In terms of personnel there are generally several professionals within a company who utilize this type of security system as part of their daily responsibilities. A network security officer has administrative rights for the system itself; he or she manages the hardware elements, probes and servers and allocates access rights to three analysts who utilize the system for ongoing research and investigations. The security officer constrains the amount of access for the analysts by specifying the queries they’re allowed to run, ensuring that they don’t view information outside of their scope of investigation or responsibility.

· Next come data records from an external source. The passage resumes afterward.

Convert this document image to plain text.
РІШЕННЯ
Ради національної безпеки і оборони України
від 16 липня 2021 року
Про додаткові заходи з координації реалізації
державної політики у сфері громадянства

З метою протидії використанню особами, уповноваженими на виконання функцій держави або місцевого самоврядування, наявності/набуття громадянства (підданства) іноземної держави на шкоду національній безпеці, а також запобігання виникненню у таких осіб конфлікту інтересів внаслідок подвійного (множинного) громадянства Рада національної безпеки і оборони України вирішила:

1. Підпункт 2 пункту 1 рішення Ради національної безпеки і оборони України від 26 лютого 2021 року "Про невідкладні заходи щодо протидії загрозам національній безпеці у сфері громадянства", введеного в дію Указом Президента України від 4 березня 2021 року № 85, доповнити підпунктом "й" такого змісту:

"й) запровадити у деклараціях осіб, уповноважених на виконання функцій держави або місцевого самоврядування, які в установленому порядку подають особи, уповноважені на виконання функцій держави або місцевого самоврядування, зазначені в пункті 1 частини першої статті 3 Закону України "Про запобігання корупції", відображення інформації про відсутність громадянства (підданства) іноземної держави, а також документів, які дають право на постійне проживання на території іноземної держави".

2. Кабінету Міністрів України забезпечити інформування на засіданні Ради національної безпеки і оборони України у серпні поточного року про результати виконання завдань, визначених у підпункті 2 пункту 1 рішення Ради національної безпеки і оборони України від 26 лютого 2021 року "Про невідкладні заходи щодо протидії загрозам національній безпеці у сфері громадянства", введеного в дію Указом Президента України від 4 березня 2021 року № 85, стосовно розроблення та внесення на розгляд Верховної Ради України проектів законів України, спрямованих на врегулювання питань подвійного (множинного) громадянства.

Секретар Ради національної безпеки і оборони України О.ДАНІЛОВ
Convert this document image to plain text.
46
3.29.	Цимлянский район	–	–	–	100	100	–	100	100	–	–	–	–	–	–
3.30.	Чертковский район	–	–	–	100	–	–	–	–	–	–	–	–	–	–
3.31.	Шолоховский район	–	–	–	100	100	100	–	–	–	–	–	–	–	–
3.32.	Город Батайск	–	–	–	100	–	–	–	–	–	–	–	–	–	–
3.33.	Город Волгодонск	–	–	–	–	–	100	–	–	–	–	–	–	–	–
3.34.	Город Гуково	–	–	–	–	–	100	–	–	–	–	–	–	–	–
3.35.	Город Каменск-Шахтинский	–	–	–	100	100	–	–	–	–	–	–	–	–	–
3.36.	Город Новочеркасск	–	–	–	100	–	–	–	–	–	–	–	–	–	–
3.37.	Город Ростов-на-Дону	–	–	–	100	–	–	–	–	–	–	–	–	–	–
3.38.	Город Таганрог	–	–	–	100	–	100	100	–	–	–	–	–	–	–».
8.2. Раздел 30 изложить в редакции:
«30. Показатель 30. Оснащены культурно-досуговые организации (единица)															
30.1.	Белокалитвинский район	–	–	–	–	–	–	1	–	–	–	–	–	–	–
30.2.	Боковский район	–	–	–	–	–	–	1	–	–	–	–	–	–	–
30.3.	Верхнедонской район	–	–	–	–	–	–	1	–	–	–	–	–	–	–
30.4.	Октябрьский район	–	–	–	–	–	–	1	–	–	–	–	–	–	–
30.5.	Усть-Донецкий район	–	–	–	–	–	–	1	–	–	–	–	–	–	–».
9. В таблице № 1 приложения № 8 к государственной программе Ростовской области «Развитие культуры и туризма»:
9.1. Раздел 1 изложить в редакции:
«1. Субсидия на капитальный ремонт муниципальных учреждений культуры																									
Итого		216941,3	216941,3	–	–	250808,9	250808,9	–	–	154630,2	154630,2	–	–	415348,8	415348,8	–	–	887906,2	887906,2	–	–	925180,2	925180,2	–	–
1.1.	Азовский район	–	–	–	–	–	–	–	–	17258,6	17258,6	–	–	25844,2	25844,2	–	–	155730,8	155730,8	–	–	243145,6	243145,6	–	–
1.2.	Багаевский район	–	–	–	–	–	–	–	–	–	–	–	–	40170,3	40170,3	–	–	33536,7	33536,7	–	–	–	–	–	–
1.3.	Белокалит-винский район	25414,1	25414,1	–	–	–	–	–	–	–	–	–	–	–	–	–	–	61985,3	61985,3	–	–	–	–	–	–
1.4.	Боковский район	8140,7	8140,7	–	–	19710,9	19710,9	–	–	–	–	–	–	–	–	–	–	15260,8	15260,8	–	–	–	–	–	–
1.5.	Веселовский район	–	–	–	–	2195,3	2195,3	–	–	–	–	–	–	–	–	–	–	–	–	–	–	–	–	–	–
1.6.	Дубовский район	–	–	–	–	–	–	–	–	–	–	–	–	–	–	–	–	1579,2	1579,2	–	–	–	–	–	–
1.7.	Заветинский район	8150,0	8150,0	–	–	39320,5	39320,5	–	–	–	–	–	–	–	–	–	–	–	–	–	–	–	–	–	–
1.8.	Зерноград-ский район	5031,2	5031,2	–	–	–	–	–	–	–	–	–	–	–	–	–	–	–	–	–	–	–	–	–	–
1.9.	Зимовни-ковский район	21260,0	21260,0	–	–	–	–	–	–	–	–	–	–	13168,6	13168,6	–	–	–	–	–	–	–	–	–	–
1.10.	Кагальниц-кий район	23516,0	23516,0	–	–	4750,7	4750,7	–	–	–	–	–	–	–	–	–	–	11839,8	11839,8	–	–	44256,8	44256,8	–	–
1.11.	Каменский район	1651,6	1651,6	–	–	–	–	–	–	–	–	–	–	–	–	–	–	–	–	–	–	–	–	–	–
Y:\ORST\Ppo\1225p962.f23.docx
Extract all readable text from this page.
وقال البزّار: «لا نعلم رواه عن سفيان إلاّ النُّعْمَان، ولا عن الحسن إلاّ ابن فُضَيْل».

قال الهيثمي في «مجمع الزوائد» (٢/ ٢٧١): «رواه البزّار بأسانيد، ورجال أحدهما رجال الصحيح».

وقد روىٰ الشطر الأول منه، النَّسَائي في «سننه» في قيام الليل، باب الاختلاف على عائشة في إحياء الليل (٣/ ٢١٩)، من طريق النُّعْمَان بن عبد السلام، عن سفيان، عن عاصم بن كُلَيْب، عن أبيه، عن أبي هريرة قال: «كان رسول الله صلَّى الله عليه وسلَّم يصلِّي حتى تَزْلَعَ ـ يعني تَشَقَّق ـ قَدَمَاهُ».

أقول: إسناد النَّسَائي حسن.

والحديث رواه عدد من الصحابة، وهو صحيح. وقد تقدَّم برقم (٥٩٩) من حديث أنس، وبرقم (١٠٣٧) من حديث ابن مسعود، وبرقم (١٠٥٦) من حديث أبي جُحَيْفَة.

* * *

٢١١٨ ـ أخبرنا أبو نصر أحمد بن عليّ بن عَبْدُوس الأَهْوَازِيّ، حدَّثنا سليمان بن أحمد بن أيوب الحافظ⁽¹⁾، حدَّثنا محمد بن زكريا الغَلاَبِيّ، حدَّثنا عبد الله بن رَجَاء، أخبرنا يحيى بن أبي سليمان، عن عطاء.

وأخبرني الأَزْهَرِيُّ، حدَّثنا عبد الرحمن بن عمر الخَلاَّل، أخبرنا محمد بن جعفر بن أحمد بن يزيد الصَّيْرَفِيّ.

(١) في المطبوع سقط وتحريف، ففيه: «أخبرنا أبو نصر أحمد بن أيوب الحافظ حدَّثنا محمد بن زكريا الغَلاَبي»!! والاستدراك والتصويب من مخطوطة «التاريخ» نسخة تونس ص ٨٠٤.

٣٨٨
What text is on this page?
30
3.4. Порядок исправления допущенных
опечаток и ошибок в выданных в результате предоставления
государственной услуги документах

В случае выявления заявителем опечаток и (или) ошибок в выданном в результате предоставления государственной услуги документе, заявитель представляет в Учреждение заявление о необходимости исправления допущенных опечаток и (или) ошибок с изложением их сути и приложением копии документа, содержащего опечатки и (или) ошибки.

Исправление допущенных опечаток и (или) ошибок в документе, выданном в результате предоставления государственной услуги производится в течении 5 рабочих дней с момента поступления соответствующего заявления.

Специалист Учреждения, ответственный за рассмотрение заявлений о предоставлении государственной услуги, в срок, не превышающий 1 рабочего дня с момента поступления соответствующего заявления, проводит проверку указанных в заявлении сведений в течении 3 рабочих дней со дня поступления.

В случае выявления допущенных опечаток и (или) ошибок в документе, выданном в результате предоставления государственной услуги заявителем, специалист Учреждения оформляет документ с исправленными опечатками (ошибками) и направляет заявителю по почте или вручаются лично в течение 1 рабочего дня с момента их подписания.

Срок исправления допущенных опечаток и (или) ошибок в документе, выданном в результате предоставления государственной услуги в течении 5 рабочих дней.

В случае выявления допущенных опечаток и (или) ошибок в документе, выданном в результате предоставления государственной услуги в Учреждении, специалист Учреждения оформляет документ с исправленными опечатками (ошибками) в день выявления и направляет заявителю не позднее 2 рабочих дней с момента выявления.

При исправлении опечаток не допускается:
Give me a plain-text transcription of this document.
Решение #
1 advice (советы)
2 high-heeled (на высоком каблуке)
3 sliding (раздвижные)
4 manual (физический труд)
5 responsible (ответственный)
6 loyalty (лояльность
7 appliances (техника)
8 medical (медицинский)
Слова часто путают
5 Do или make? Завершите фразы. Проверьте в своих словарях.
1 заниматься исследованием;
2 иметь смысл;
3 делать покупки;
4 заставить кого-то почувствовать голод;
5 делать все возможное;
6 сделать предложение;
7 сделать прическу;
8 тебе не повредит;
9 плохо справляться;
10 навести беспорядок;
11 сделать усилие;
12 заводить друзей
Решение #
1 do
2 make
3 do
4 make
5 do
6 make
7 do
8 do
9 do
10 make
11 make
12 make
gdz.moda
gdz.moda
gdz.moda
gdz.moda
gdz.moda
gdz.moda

In order to maintain security and separation, all elements of the system—probes, servers, analyst workstations—reside on a secured management network, and all administrative access to any element, including system management and query execution, occurs on a secured browser interface. The management network is also used to perform logging functions and generate real-time alerts.

The value of the approach

The installation of this type of solution for VPN security helps businesses achieve several important objectives, including:

• installation of the entire system with no scheduled downtime or service interruption;
• identification of compromised hosts that are infected with different types of malicious code;
• creation and execution of an incident response plan;
• improved visibility into violations of network usage policy;
• updating of corporate security policies that provide better protection for intellectual property and personal information.

Although they offer logical methods for facilitating remote networking, VPNs expose companies to opportunities for attack and serve as gateways for malware and APTs. A sensor-based, near-real-time forensics technology that identifies malware threats ahead of perimeter solutions is a highly potent formula for identifying—and preventing—devastating damage and critical data theft.